Silence is not and should never be construed as consent

However, silence can mean different things to different people at different times.  Someone's silence is therefore open for interpretation.  If your definition of silence does not align with mine, we will likely experience some issues.

Silence can mean...

  • I agree
  • I'm tired of talking about it
  • I'm abstaining
  • I'm reserving my right to weigh in on the topic later
  • I don't agree but want to avoid further discussion or argument
  • I can't be bothered discussing this
  • I'm not paying attention and didn't hear what you said
  • I'm just going to do what I want 
People who are uncomfortable with confrontation are likely to use silence as a means of avoiding any unpleasant discussions. They create 'wiggle room' for themselves through silence.  They aren't in agreement and are likely to go off and do whatever it was they wanted to do in the first place.  Not formally agreeing means to them that they are free to do what they wish.  

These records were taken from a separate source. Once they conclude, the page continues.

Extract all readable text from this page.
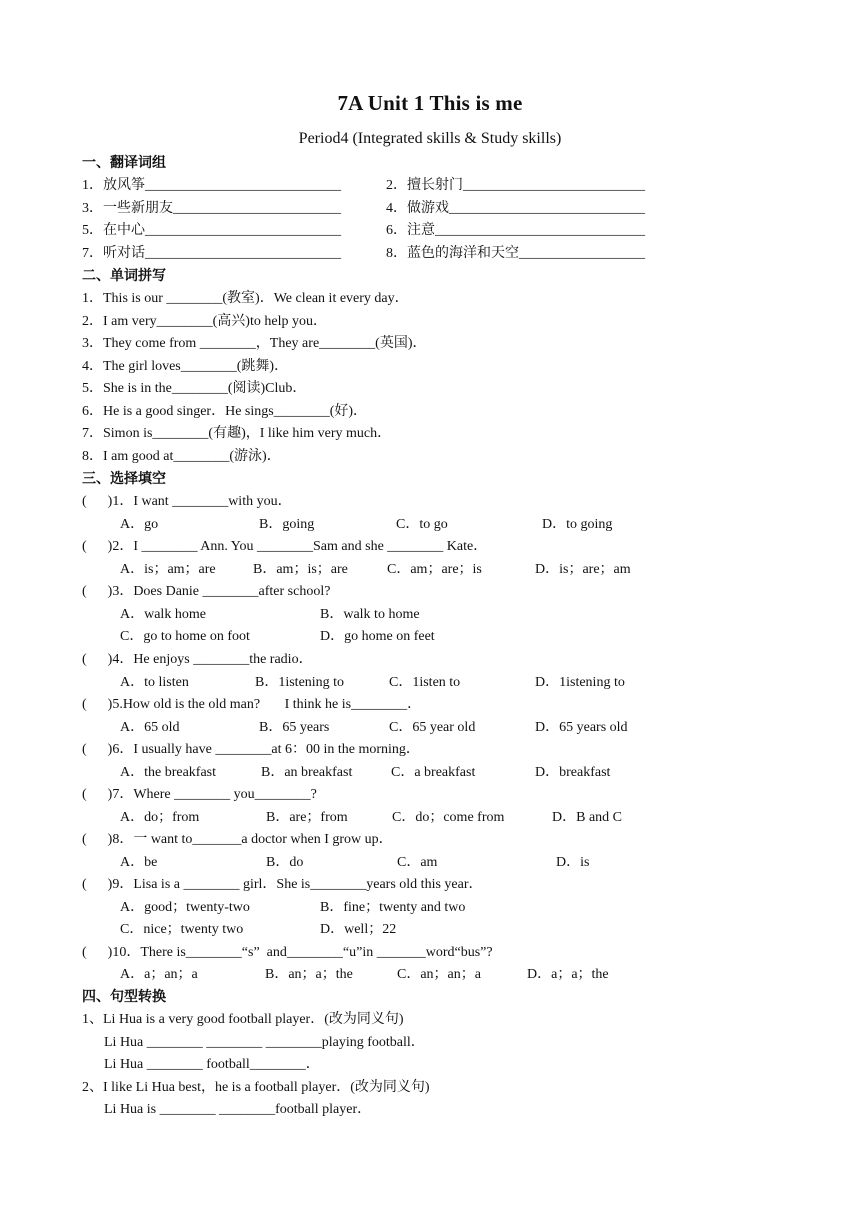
7A Unit 1 This is me
Period4 (Integrated skills & Study skills)
一、翻译词组
1．放风筝____________________________	2．擅长射门__________________________
3．一些新朋友________________________	4．做游戏____________________________
5．在中心____________________________	6．注意______________________________
7．听对话____________________________	8．蓝色的海洋和天空__________________
二、单词拼写
1．This is our ________(教室)．We clean it every day．
2．I am very________(高兴)to help you．
3．They come from ________，They are________(英国)．
4．The girl loves________(跳舞)．
5．She is in the________(阅读)Club．
6．He is a good singer．He sings________(好)．
7．Simon is________(有趣)，I like him very much．
8．I am good at________(游泳)．
三、选择填空
(      )1．I want ________with you．
A．go	B．going	C．to go	D．to going
(      )2．I ________ Ann. You ________Sam and she ________ Kate．
A．is；am；are	B．am；is；are	C．am；are；is	D．is；are；am
(      )3．Does Danie ________after school?
A．walk home	B．walk to home
C．go to home on foot	D．go home on feet
(      )4．He enjoys ________the radio．
A．to listen	B．1istening to	C．1isten to	D．1istening to
(      )5.How old is the old man?       I think he is________．
A．65 old	B．65 years	C．65 year old	D．65 years old
(      )6．I usually have ________at 6：00 in the morning．
A．the breakfast	B．an breakfast	C．a breakfast	D．breakfast
(      )7．Where ________ you________?
A．do；from	B．are；from	C．do；come from	D．B and C
(      )8．一 want to_______a doctor when I grow up．
A．be	B．do	C．am	D．is
(      )9．Lisa is a ________ girl．She is________years old this year．
A．good；twenty-two	B．fine；twenty and two
C．nice；twenty two	D．well；22
(      )10．There is________“s”  and________“u”in _______word“bus”?
A．a；an；a	B．an；a；the	C．an；an；a	D．a；a；the
四、句型转换
1、Li Hua is a very good football player．(改为同义句)
Li Hua ________ ________ ________playing football．
Li Hua ________ football________．
2、I like Li Hua best，he is a football player．(改为同义句)
Li Hua is ________ ________football player．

Quiet people's silence is typically reflective of the fact that they are still formulating their response. Talkers like to talk it out while Thinkers like to think it out. Quiet people are silent simply because they are not yet prepared to share their thoughts.  Speaking 'now' is on your timetable, not theirs. 

Just because no one's complaining doesn't mean everyone's agreeing!

When it is important to ensure that you have full agreement and support on a given action, it is far better to poll the group members individually.  It may take more time but it is best to ensure that there are no concerns or reservations up front of the implementation.  Addressing issues now prevents them from becoming huge barriers down the road.

Additionally, when asked directly if you are prepared to commit to something, giving voice to your support actually helps you to solidify your commitment. There are numerous studies in Influence that demonstrate the positive impact of gaining that upfront concession from members.  

Silence is not always golden. When you need to gain support on an idea or new initiative, don`t mistake someone`s silence for agreement.  Instead, make a point of asking each contributor directly whether they are in agreement with the tabled proposal. 

As it turns out, silence may mean many things; agreement is only one meaning and rarely the correct one.

Thursday, March 3, 2016

Tip Thursday - Communication

When seeking clarification of a point with someone, avoid asking them Why. Instead, ask - What made you do that?  Asking why tends to put people on the defensive, which will create a barrier to uncovering the truth. Additionally, people are less conditioned to answer 'What made you do that', which may result in a less structured and more open response.